In the end, for a variety of reasons, we became a 4-ball at Harleyford on Wednesday which did at least have the benefit of being able to see the whites (bloodshot or otherwise) of the opposition’s eyes. JohnT and I took on the Arsenal-supporting duo of Alan and Bill in a straight Better Ball Stableford competition.
Alan and I decided to use the game as an opportunity to put in another WHS card. Having now got a better handle on the workings of the system I realised that my next 2 rounds would wipe out 2 extremely good rounds from my last 20 and, as a result, my WHS handicap would go up faster than a SpaceX. So I set off with the two contradictory objectives of hammering the opposition while not scoring well enough to damage my WHS handicap objective.
The successful outcome would of course depend on the opposition not playing their very best golf and, in this regard, I was not to be disappointed. John and I had not decided on a particular football team to align with, but, for some reason unknown to me, I have a Chelsea Football Club ball marker in my possession, and I used this at every available opportunity to mark Alan’s ball thus causing a distracting irritation.
Alan was swinging as languidly as only Alan can – any attempt by the thrashers amongst us to emulate the slow pendulum of his stroke allows about 25 contradictory thoughts to enter the brain during the slow-motion backswing with completely unpredictable results in the direction, elevation and speed of the ball off the tee. For what it is worth, I managed to capture a video of this swing of beauty which is in the new Coach’s Tips section of this site.

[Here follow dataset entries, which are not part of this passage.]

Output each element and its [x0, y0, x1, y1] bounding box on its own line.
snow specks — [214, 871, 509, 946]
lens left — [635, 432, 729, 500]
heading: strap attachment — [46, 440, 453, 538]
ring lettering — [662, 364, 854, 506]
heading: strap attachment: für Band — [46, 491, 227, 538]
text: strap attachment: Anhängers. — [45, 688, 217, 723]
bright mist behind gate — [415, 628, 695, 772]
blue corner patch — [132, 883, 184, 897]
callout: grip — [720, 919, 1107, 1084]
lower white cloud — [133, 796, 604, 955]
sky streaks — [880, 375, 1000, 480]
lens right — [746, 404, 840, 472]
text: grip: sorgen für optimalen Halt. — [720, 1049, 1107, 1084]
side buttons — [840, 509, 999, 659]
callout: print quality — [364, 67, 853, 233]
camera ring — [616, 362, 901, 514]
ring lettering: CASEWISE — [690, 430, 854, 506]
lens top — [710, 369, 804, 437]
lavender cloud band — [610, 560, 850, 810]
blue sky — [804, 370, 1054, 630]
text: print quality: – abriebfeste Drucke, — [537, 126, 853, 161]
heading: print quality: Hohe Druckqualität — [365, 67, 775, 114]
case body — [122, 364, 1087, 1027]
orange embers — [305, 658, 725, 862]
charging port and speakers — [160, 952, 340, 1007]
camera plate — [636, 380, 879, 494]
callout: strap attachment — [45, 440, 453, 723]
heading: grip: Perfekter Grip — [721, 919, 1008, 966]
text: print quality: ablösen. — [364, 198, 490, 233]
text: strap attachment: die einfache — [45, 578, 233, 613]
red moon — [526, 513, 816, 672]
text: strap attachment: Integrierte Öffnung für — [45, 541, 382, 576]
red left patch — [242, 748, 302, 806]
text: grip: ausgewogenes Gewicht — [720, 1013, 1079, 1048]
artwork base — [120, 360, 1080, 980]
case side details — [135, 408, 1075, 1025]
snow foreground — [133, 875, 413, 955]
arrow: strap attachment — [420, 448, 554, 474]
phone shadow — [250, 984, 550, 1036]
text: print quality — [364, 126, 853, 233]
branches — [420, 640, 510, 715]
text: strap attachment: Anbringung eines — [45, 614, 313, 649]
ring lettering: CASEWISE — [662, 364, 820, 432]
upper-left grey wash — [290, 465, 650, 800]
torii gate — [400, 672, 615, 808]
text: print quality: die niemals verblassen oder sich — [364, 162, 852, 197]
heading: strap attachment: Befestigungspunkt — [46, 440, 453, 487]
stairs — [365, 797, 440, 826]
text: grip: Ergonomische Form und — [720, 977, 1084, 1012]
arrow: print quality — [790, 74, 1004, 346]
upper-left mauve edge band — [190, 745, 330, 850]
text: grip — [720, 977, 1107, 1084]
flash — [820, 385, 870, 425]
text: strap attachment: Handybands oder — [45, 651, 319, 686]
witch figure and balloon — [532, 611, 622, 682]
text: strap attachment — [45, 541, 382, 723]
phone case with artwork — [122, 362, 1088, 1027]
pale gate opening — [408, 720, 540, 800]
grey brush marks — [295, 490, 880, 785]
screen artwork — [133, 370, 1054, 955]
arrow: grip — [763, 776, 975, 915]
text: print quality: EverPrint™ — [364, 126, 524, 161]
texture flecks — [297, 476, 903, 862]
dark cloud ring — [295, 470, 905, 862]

Our front 9 contained very little of merit to report. Only Bill managed to score 3 points on a hole – the Par 3 third hole as it happened. By dint of scoring an evenly shared 2 points on every hole, John and I managed to reach 18 which beat their very erratic 15. We were fortunate in that Alan’s metronomic tee-shots were being followed by somewhat less-than-metronomic second shots.
On the 11th hole I discovered my very old 5-wood lurking in my bag and, luckily, it decided to demonstrate to me that I had been totally stupid to ignore it and the result of that discovery was that I scored 6 pars on the back 9. Fortunately the scores on the other 3 holes were bad enough to ensure that I was able to complete my second objective of the day and I was pleased to see that overnight my handicap index had gone up by 0.6 – in the past this would have taken 6 demoralisingly bad games to achieve over something like 3 months of qualifying games at Harleyford.
This run of good form was sufficient to see off the Arsenal boys and we finished happily discussing back injuries, and the relevance of various therapies and swing shapes to deal with them, over a drink on the patio. It actually felt as though life was nearly back to normal.